Dr. Peter Hotez is one of the world’s leading experts on so-called Neglected Tropical Diseases. These are a set of diseases, often times parasitic, that have historically afflicted the absolute poorest people on the planet. Some of these diseases are better known, like hookworm, leprosy, and now Zika. But most are virtually unknown outside the medical community, and many doctors as well have likely never heard of many of them.
That may soon change, thanks in part to the work of Dr. Peter Hotez. He is the founding dean of the first national school of tropical medicine in the United States, which is located at the Baylor College of medicine in Houston. Dr. Hotez is also the US Science Envoy, the Texas Children’s Hospital Chair in Tropical Pediatrics, and President-Sabin Vaccine Institute, among other affiliations.
Dr.

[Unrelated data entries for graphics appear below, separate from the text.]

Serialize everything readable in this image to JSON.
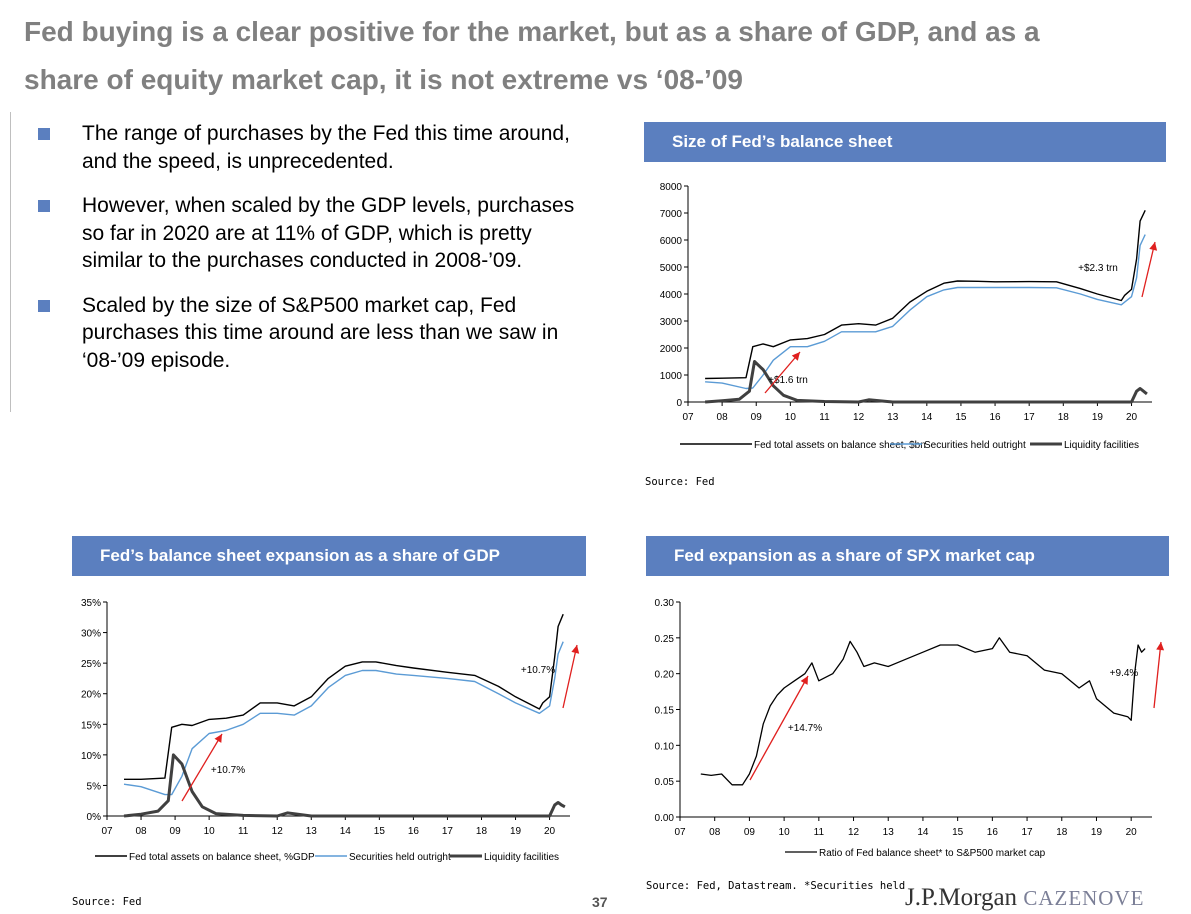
{
  "title": {
    "line1": "Fed buying is a clear positive for the market, but as a share of GDP, and as a",
    "line2": "share of equity market cap, it is not extreme vs ‘08-’09"
  },
  "bullets": [
    "The range of purchases by the Fed this time around, and the speed, is unprecedented.",
    "However, when scaled by the GDP levels, purchases so far in 2020 are at 11% of GDP, which is pretty similar to the purchases conducted in 2008-’09.",
    "Scaled by the size of S&P500 market cap, Fed purchases this time around are less than we saw in ‘08-’09 episode."
  ],
  "colors": {
    "accent": "#5b7fbf",
    "title_gray": "#808080",
    "series_total": "#000000",
    "series_securities": "#5b9bd5",
    "series_liquidity": "#404040",
    "arrow": "#e0201f"
  },
  "footer": {
    "page_number": "37",
    "logo_main": "J.P.Morgan",
    "logo_sub": "CAZENOVE"
  },
  "chart_data": [
    {
      "type": "line",
      "header": "Size of Fed’s balance sheet",
      "source": "Source: Fed",
      "x_ticks": [
        "07",
        "08",
        "09",
        "10",
        "11",
        "12",
        "13",
        "14",
        "15",
        "16",
        "17",
        "18",
        "19",
        "20"
      ],
      "y_ticks": [
        "0",
        "1000",
        "2000",
        "3000",
        "4000",
        "5000",
        "6000",
        "7000",
        "8000"
      ],
      "ylim": [
        0,
        8000
      ],
      "annotations": [
        "+$1.6 trn",
        "+$2.3 trn"
      ],
      "series": [
        {
          "name": "Fed total assets on balance sheet, $bn",
          "x": [
            2007.5,
            2008.0,
            2008.7,
            2008.9,
            2009.2,
            2009.5,
            2010.0,
            2010.5,
            2011.0,
            2011.5,
            2012.0,
            2012.5,
            2013.0,
            2013.5,
            2014.0,
            2014.5,
            2014.9,
            2015.5,
            2016.0,
            2017.0,
            2017.8,
            2018.5,
            2019.0,
            2019.7,
            2019.8,
            2020.0,
            2020.15,
            2020.25,
            2020.4
          ],
          "y": [
            870,
            880,
            900,
            2050,
            2150,
            2050,
            2300,
            2350,
            2500,
            2850,
            2900,
            2850,
            3100,
            3700,
            4100,
            4400,
            4480,
            4470,
            4450,
            4460,
            4450,
            4200,
            4000,
            3760,
            3950,
            4170,
            5300,
            6700,
            7100
          ]
        },
        {
          "name": "Securities held outright",
          "x": [
            2007.5,
            2008.0,
            2008.7,
            2008.9,
            2009.2,
            2009.5,
            2010.0,
            2010.5,
            2011.0,
            2011.5,
            2012.0,
            2012.5,
            2013.0,
            2013.5,
            2014.0,
            2014.5,
            2014.9,
            2015.5,
            2016.0,
            2017.0,
            2017.8,
            2018.5,
            2019.0,
            2019.7,
            2019.8,
            2020.0,
            2020.15,
            2020.25,
            2020.4
          ],
          "y": [
            750,
            700,
            500,
            520,
            1000,
            1550,
            2050,
            2050,
            2250,
            2600,
            2600,
            2600,
            2800,
            3400,
            3900,
            4150,
            4240,
            4240,
            4240,
            4240,
            4230,
            4000,
            3800,
            3600,
            3700,
            3900,
            4600,
            5800,
            6200
          ]
        },
        {
          "name": "Liquidity facilities",
          "x": [
            2007.5,
            2008.0,
            2008.5,
            2008.8,
            2008.95,
            2009.2,
            2009.5,
            2009.8,
            2010.2,
            2011.0,
            2012.0,
            2012.3,
            2013.0,
            2019.0,
            2020.0,
            2020.15,
            2020.25,
            2020.35,
            2020.45
          ],
          "y": [
            0,
            50,
            100,
            400,
            1500,
            1200,
            600,
            250,
            60,
            20,
            0,
            80,
            0,
            0,
            0,
            400,
            500,
            400,
            300
          ]
        }
      ]
    },
    {
      "type": "line",
      "header": "Fed’s balance sheet expansion as a share of GDP",
      "source": "Source: Fed",
      "x_ticks": [
        "07",
        "08",
        "09",
        "10",
        "11",
        "12",
        "13",
        "14",
        "15",
        "16",
        "17",
        "18",
        "19",
        "20"
      ],
      "y_ticks": [
        "0%",
        "5%",
        "10%",
        "15%",
        "20%",
        "25%",
        "30%",
        "35%"
      ],
      "ylim": [
        0,
        35
      ],
      "annotations": [
        "+10.7%",
        "+10.7%"
      ],
      "series": [
        {
          "name": "Fed total assets on balance sheet, %GDP",
          "x": [
            2007.5,
            2008.0,
            2008.7,
            2008.9,
            2009.2,
            2009.5,
            2010.0,
            2010.5,
            2011.0,
            2011.5,
            2012.0,
            2012.5,
            2013.0,
            2013.5,
            2014.0,
            2014.5,
            2014.9,
            2015.5,
            2016.0,
            2017.0,
            2017.8,
            2018.5,
            2019.0,
            2019.7,
            2019.8,
            2020.0,
            2020.15,
            2020.25,
            2020.4
          ],
          "y": [
            6,
            6,
            6.2,
            14.5,
            15,
            14.8,
            15.8,
            16,
            16.5,
            18.5,
            18.5,
            18,
            19.5,
            22.5,
            24.5,
            25.2,
            25.2,
            24.6,
            24.2,
            23.5,
            23,
            21.2,
            19.5,
            17.5,
            18.5,
            19.5,
            26,
            31,
            33
          ]
        },
        {
          "name": "Securities held outright",
          "x": [
            2007.5,
            2008.0,
            2008.7,
            2008.9,
            2009.2,
            2009.5,
            2010.0,
            2010.5,
            2011.0,
            2011.5,
            2012.0,
            2012.5,
            2013.0,
            2013.5,
            2014.0,
            2014.5,
            2014.9,
            2015.5,
            2016.0,
            2017.0,
            2017.8,
            2018.5,
            2019.0,
            2019.7,
            2019.8,
            2020.0,
            2020.15,
            2020.25,
            2020.4
          ],
          "y": [
            5.2,
            4.8,
            3.5,
            3.5,
            6.5,
            11,
            13.5,
            14,
            15,
            16.8,
            16.8,
            16.5,
            18,
            21,
            23,
            23.8,
            23.8,
            23.2,
            23,
            22.5,
            22,
            20,
            18.5,
            16.8,
            17.2,
            18,
            22.5,
            26.5,
            28.5
          ]
        },
        {
          "name": "Liquidity facilities",
          "x": [
            2007.5,
            2008.0,
            2008.5,
            2008.8,
            2008.95,
            2009.2,
            2009.5,
            2009.8,
            2010.2,
            2011.0,
            2012.0,
            2012.3,
            2013.0,
            2019.0,
            2020.0,
            2020.15,
            2020.25,
            2020.35,
            2020.45
          ],
          "y": [
            0,
            0.3,
            0.8,
            2.5,
            10,
            8.5,
            4,
            1.5,
            0.4,
            0.1,
            0,
            0.5,
            0,
            0,
            0,
            1.8,
            2.2,
            1.8,
            1.5
          ]
        }
      ]
    },
    {
      "type": "line",
      "header": "Fed expansion as a share of SPX market cap",
      "source": "Source: Fed, Datastream. *Securities held",
      "x_ticks": [
        "07",
        "08",
        "09",
        "10",
        "11",
        "12",
        "13",
        "14",
        "15",
        "16",
        "17",
        "18",
        "19",
        "20"
      ],
      "y_ticks": [
        "0.00",
        "0.05",
        "0.10",
        "0.15",
        "0.20",
        "0.25",
        "0.30"
      ],
      "ylim": [
        0,
        0.3
      ],
      "annotations": [
        "+14.7%",
        "+9.4%"
      ],
      "series": [
        {
          "name": "Ratio of Fed balance sheet* to S&P500 market cap",
          "x": [
            2007.6,
            2007.9,
            2008.2,
            2008.5,
            2008.8,
            2009.0,
            2009.2,
            2009.4,
            2009.6,
            2009.8,
            2010.0,
            2010.3,
            2010.6,
            2010.8,
            2011.0,
            2011.4,
            2011.7,
            2011.9,
            2012.1,
            2012.3,
            2012.6,
            2013.0,
            2013.5,
            2014.0,
            2014.5,
            2015.0,
            2015.5,
            2016.0,
            2016.2,
            2016.5,
            2017.0,
            2017.5,
            2018.0,
            2018.5,
            2018.8,
            2019.0,
            2019.5,
            2019.9,
            2020.0,
            2020.1,
            2020.2,
            2020.3,
            2020.4
          ],
          "y": [
            0.06,
            0.058,
            0.06,
            0.045,
            0.045,
            0.06,
            0.085,
            0.13,
            0.155,
            0.17,
            0.18,
            0.19,
            0.2,
            0.215,
            0.19,
            0.2,
            0.22,
            0.245,
            0.23,
            0.21,
            0.215,
            0.21,
            0.22,
            0.23,
            0.24,
            0.24,
            0.23,
            0.235,
            0.25,
            0.23,
            0.225,
            0.205,
            0.2,
            0.18,
            0.19,
            0.165,
            0.145,
            0.14,
            0.135,
            0.2,
            0.24,
            0.23,
            0.235
          ]
        }
      ]
    }
  ]
}
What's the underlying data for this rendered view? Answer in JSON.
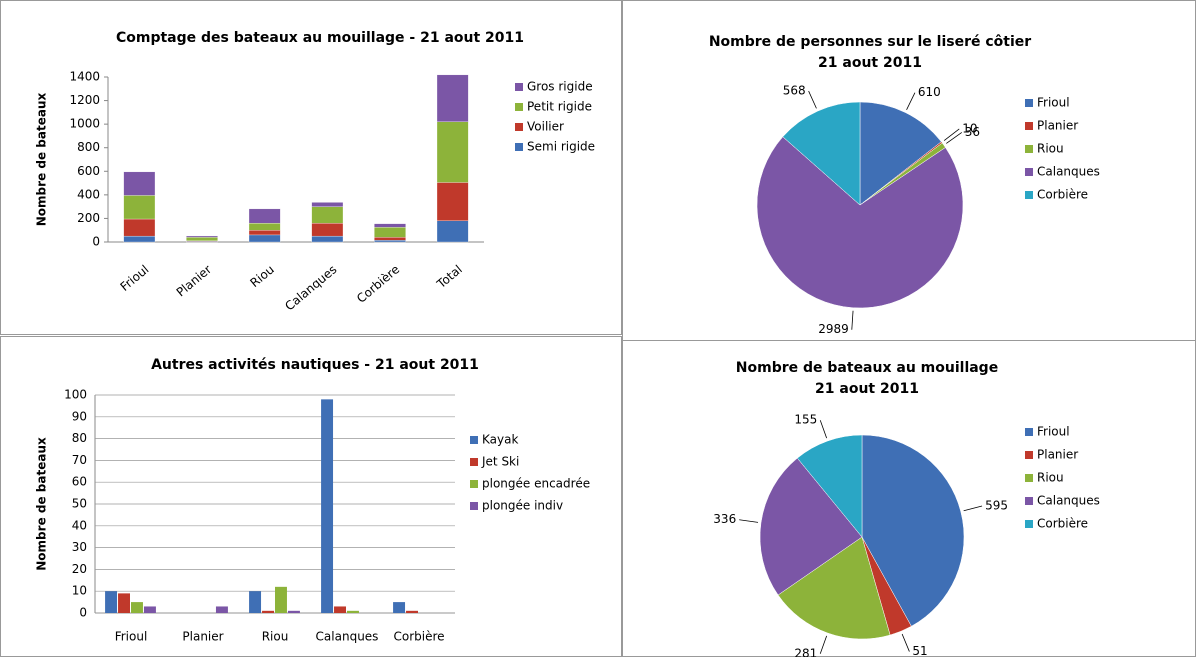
{
  "chart_data": [
    {
      "type": "stacked_bar",
      "title": "Comptage des bateaux au mouillage - 21 aout 2011",
      "y_label": "Nombre de bateaux",
      "categories": [
        "Frioul",
        "Planier",
        "Riou",
        "Calanques",
        "Corbière",
        "Total"
      ],
      "series": [
        {
          "name": "Semi rigide",
          "color": "#3f6fb5",
          "values": [
            50,
            5,
            60,
            50,
            15,
            180
          ]
        },
        {
          "name": "Voilier",
          "color": "#c0392b",
          "values": [
            145,
            5,
            40,
            110,
            25,
            325
          ]
        },
        {
          "name": "Petit rigide",
          "color": "#8db33a",
          "values": [
            200,
            30,
            60,
            140,
            85,
            515
          ]
        },
        {
          "name": "Gros rigide",
          "color": "#7b56a6",
          "values": [
            200,
            11,
            121,
            36,
            30,
            398
          ]
        }
      ],
      "ylim": [
        0,
        1400
      ],
      "yticks": [
        0,
        200,
        400,
        600,
        800,
        1000,
        1200,
        1400
      ],
      "grid": false,
      "legend": "right"
    },
    {
      "type": "pie",
      "title": "Nombre de personnes sur le liseré côtier",
      "subtitle": "21 aout 2011",
      "categories": [
        "Frioul",
        "Planier",
        "Riou",
        "Calanques",
        "Corbière"
      ],
      "values": [
        610,
        10,
        36,
        2989,
        568
      ],
      "colors": [
        "#3f6fb5",
        "#c0392b",
        "#8db33a",
        "#7b56a6",
        "#2aa6c5"
      ],
      "legend": "right"
    },
    {
      "type": "grouped_bar",
      "title": "Autres activités nautiques - 21 aout 2011",
      "y_label": "Nombre de bateaux",
      "categories": [
        "Frioul",
        "Planier",
        "Riou",
        "Calanques",
        "Corbière"
      ],
      "series": [
        {
          "name": "Kayak",
          "color": "#3f6fb5",
          "values": [
            10,
            0,
            10,
            98,
            5
          ]
        },
        {
          "name": "Jet Ski",
          "color": "#c0392b",
          "values": [
            9,
            0,
            1,
            3,
            1
          ]
        },
        {
          "name": "plongée encadrée",
          "color": "#8db33a",
          "values": [
            5,
            0,
            12,
            1,
            0
          ]
        },
        {
          "name": "plongée indiv",
          "color": "#7b56a6",
          "values": [
            3,
            3,
            1,
            0,
            0
          ]
        }
      ],
      "ylim": [
        0,
        100
      ],
      "yticks": [
        0,
        10,
        20,
        30,
        40,
        50,
        60,
        70,
        80,
        90,
        100
      ],
      "grid": true,
      "legend": "right"
    },
    {
      "type": "pie",
      "title": "Nombre de bateaux au mouillage",
      "subtitle": "21 aout 2011",
      "categories": [
        "Frioul",
        "Planier",
        "Riou",
        "Calanques",
        "Corbière"
      ],
      "values": [
        595,
        51,
        281,
        336,
        155
      ],
      "colors": [
        "#3f6fb5",
        "#c0392b",
        "#8db33a",
        "#7b56a6",
        "#2aa6c5"
      ],
      "legend": "right"
    }
  ]
}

Hotez is out with a new book called Blue Marble Health that offers evidence to support a provocative thesis that most of the global burden of these neglected tropical diseases can actually be found in the world’s wealthiest countries, including the United States. He shows that it is poverty among wealth that enables these diseases to fester, and that the the conditions to enable Zika and other NTDs to spread in the United States are prevalent in parts of the country. We kick off discussing this paradigm-shifting thesis, before learning how a mild mannered researcher from the great state of Connecticut ends up becoming obsessed with hookworms.